Bethune was not in China to help humanity, but to help Mao's communist army. It was not sick people he tended, but wounded communist soldiers. Around 1970, China seemed to realize that their deification of Bethune had commercial and psychological value in dealing with Canada. Every time a Canadian political or trade delegation visited China, they got the homage to Bethune treatment. Even Canadian tourists were subjected to it.

Canadians became conditioned to the idea that by publicly revering Bethune, it gave them an advantage with the Chinese -- while the Chinese felt similarly the other way around. I recall meeting with Michel Gauvin in Beijing -- Canada's ambassador to China at the time. I knew Gauvin (since deceased) when he was ambassador to Lebanon and Greece, and also when he was a member of the International Control Commission (ICC) in Vietnam, reporting on cease fire violations.

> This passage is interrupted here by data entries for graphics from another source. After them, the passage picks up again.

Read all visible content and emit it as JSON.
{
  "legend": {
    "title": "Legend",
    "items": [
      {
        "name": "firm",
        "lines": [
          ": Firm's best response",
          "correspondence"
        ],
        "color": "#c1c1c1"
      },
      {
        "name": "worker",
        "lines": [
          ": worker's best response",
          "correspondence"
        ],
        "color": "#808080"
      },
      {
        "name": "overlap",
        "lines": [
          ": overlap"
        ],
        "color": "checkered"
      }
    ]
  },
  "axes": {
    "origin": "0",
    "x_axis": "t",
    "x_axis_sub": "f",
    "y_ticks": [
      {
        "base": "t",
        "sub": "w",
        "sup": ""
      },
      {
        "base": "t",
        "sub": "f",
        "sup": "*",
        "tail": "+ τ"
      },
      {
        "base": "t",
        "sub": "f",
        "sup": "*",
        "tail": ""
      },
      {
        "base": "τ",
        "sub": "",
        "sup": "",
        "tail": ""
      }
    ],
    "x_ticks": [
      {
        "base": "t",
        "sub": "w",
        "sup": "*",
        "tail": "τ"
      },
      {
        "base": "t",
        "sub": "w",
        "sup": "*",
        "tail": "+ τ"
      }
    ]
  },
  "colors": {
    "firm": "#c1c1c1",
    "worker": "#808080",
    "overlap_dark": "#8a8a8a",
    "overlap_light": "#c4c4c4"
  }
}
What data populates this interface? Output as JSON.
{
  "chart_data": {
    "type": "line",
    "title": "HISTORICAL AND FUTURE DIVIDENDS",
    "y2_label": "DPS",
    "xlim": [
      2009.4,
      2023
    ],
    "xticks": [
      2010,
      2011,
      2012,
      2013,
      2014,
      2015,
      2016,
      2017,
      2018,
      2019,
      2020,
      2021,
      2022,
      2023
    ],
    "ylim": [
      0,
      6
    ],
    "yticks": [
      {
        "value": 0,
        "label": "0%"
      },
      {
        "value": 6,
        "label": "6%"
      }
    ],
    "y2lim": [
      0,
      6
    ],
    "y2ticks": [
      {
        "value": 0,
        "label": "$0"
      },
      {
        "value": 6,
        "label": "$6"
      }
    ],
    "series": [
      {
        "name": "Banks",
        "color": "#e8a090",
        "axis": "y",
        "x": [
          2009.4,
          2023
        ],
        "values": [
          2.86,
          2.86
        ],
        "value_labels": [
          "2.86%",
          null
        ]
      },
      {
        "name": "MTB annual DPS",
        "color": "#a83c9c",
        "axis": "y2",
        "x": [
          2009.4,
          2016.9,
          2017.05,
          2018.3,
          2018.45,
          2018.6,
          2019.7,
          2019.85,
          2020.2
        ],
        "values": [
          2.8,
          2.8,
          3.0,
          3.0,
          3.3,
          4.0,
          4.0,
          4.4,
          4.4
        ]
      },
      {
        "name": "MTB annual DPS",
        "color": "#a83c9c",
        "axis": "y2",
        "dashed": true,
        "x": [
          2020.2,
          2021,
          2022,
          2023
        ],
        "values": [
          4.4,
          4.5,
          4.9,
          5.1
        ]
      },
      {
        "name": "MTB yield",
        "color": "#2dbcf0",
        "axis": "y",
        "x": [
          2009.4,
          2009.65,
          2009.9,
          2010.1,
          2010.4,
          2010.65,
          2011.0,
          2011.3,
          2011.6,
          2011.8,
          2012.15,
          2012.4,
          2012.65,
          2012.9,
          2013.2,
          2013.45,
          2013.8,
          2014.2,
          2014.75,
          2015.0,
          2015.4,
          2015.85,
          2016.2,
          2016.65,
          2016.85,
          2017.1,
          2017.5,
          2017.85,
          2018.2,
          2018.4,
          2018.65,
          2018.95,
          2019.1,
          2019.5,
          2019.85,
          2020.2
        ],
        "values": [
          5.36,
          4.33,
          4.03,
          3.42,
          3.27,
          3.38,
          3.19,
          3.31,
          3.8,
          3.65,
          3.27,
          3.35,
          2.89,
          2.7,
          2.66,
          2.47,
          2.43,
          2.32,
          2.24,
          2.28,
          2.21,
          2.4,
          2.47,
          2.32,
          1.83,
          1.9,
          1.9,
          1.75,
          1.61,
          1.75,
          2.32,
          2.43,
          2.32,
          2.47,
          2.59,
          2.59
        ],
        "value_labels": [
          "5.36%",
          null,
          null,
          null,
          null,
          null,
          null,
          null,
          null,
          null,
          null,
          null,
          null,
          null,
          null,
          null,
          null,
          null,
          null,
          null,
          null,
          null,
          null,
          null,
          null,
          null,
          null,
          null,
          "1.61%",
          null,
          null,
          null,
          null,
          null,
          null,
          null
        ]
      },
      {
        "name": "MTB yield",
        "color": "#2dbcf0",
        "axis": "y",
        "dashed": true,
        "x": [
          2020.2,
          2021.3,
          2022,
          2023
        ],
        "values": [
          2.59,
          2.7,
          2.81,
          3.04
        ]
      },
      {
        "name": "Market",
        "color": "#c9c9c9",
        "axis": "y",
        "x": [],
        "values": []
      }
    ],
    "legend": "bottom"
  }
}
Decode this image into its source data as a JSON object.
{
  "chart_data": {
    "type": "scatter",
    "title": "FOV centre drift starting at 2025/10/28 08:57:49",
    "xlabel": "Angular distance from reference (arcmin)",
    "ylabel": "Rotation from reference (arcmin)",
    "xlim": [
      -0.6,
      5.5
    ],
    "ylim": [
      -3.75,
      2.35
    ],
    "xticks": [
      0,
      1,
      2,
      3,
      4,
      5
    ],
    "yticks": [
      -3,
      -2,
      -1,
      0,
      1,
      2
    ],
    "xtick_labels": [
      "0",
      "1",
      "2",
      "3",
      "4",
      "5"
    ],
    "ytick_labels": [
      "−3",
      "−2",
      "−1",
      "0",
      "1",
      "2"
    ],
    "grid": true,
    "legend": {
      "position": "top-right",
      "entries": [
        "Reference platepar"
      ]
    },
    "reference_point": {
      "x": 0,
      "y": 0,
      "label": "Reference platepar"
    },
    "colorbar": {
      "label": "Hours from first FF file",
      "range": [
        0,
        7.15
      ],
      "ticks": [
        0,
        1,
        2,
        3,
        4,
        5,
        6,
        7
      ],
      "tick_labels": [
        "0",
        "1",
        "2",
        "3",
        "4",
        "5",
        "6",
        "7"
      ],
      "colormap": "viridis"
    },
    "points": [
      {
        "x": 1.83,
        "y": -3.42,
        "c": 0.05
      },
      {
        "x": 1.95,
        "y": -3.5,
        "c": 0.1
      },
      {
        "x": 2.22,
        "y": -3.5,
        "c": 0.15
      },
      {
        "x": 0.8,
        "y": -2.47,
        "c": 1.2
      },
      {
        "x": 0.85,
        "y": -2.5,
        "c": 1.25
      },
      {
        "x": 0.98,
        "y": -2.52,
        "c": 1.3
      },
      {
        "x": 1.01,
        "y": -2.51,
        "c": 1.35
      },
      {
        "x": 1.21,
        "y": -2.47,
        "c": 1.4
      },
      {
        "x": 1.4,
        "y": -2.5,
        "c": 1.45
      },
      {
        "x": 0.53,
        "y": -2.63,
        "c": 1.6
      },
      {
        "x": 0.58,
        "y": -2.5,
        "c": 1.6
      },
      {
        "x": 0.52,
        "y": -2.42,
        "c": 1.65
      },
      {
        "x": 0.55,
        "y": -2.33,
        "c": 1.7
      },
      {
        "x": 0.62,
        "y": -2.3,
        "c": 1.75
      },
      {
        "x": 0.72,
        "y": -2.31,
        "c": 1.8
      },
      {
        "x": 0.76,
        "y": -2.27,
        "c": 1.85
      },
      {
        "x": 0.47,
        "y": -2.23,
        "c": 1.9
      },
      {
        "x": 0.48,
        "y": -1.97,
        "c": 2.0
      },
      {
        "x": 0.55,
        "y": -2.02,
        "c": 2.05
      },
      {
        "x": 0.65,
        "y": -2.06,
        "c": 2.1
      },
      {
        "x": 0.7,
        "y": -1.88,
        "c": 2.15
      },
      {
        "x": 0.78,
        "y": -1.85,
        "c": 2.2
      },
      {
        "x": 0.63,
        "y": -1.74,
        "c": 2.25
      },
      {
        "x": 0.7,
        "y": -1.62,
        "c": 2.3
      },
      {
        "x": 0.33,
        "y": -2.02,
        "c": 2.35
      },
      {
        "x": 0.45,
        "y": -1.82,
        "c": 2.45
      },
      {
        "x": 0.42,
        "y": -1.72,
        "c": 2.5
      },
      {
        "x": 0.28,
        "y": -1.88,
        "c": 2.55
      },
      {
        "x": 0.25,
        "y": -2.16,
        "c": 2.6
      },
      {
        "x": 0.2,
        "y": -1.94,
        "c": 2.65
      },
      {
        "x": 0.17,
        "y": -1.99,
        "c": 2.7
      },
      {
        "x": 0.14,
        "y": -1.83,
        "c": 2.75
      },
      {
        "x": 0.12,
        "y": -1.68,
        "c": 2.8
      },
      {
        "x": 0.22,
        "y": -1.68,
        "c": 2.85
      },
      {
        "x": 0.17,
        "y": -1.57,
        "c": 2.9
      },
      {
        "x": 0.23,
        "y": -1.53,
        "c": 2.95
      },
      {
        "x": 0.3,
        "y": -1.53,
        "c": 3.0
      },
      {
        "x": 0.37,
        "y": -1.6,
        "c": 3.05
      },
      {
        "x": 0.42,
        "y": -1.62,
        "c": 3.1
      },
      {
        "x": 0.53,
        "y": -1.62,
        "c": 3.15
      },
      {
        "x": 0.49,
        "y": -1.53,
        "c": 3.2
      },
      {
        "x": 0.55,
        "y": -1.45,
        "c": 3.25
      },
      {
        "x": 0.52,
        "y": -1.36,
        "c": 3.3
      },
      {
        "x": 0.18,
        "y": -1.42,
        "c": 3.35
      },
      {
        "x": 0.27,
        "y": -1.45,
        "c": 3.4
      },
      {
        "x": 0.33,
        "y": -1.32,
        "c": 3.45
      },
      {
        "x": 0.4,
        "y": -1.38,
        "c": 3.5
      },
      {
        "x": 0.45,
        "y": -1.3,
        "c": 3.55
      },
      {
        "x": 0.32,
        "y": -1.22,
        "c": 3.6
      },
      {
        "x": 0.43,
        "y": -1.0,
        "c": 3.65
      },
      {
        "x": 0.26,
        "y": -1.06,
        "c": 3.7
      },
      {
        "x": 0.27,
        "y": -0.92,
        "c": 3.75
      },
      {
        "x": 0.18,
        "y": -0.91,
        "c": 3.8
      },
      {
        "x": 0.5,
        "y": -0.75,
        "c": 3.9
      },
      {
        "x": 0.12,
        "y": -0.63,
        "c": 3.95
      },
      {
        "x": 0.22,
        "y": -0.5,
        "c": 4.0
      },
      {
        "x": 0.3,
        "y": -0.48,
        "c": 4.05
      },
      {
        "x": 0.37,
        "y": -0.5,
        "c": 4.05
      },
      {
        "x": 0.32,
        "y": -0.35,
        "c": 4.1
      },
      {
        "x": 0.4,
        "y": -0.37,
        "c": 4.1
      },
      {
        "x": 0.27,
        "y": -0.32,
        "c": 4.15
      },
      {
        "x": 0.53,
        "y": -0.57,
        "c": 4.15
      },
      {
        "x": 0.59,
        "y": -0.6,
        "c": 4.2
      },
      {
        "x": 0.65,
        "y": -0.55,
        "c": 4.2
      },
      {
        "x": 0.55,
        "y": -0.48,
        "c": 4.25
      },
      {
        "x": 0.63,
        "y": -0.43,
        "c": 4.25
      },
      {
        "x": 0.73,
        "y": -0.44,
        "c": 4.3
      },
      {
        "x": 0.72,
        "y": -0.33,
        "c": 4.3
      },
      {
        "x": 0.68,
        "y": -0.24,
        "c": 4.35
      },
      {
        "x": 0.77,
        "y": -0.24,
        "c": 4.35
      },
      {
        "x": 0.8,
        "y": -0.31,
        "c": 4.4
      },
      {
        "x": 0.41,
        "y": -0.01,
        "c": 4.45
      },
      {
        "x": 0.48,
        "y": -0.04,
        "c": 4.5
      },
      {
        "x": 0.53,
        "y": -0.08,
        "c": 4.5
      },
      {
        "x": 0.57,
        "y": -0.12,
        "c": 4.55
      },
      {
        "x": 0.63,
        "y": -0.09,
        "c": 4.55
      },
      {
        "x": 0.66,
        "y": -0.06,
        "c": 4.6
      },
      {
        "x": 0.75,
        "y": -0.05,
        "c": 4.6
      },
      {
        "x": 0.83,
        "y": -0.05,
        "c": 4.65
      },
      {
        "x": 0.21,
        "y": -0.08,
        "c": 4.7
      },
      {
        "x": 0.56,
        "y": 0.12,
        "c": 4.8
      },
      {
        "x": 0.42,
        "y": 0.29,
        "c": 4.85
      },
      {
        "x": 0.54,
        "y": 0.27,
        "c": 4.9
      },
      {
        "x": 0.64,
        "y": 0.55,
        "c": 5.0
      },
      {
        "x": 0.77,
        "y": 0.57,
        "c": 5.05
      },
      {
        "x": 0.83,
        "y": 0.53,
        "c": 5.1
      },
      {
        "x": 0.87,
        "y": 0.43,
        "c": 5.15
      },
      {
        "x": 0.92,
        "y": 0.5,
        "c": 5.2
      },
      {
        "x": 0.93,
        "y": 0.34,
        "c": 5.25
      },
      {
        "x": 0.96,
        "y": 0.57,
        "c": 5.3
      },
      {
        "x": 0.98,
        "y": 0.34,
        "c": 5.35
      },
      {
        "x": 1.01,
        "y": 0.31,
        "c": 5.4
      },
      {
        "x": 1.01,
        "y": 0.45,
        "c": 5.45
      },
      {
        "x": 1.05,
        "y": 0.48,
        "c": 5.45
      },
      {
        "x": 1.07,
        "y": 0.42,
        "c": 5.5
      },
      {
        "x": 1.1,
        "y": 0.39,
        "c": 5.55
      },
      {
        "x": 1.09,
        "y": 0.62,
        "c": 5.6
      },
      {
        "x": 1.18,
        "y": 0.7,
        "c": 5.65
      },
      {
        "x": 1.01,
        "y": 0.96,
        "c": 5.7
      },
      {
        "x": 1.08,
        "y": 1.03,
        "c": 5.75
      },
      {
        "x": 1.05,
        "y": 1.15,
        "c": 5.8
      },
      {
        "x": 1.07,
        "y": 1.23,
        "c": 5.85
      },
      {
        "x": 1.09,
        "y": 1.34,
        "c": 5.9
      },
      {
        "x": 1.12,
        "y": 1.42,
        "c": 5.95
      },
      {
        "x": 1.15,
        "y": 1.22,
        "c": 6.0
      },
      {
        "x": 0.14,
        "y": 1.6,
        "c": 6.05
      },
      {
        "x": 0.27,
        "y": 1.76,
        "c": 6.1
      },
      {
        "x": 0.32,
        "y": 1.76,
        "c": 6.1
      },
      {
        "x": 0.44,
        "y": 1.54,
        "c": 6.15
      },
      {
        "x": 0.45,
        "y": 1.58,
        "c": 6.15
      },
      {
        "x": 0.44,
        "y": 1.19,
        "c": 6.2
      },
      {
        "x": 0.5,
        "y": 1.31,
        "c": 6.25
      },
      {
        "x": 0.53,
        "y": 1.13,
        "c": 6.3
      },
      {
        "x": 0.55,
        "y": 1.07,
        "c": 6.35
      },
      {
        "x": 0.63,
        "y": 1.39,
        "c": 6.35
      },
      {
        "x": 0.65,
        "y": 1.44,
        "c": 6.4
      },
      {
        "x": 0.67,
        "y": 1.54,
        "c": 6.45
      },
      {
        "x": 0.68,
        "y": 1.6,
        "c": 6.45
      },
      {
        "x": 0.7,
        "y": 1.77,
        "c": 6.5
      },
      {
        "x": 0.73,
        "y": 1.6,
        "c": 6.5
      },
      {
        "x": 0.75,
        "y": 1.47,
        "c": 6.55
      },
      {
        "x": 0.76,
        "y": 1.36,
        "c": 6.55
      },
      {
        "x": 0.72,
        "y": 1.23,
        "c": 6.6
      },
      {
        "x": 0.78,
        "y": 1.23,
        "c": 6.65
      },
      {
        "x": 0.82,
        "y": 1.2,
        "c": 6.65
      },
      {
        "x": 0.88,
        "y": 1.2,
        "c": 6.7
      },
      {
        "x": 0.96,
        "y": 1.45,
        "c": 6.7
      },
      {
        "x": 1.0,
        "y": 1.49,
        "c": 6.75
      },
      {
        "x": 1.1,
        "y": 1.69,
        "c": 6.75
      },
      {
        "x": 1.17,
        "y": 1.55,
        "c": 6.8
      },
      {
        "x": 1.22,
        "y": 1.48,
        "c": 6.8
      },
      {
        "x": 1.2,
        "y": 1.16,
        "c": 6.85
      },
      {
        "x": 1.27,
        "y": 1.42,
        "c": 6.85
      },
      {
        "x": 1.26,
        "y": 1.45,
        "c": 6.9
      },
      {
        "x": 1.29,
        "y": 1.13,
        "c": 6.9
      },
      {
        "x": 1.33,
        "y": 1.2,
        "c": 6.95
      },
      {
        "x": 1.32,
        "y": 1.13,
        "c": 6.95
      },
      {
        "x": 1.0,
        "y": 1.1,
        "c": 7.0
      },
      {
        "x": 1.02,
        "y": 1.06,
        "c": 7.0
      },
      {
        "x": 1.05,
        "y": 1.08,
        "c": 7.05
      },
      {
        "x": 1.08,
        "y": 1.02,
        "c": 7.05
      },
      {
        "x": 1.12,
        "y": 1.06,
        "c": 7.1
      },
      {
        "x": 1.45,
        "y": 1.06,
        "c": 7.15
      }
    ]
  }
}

Gauvin was a superb diplomat, and an outspoken one. No nicely-nicely pussyfooting for him. He was direct, blunt, honest and trusted. At time of our meeting in Beijing, 1982, Gauvin recalled his first official banquet as Canada's ambassador, where China's foreign minister proposed a toast to Norman Bethune.

After the dinner Gauvin discreetly buttonholed the foreign Minister. "I would appreciate it," he said, "if for the duration of my time in China as Canada's ambassador, there be no more toasts in my presence to Dr. Bethune. I feel I must tell you that I do not consider Dr. Bethune a Canadian patriot, but hostile to the values of my country."

Gauvin said the foreign minister stared at him for a moment, then broke into a big grin of understanding. "It was the last time the Chinese mentioned Dr. Bethune's name in my presence," recalled Gauvin. All of which indicates that the Chinese knew perfectly well what they were doing when they brought up Dr. Bethune's name in dealings with Canadians.

The same can probably be said of Gravenhurst's relatively recent fixation on Norman Bethune -- it's good for business, he's a tourist attraction to be exploited. This time by capitalism. The irony is that were Bethune alive, he'd be outraged and horrified at how he is manipulated -- by communists to get deals with capitalists, and by capitalists to be favoured by communists.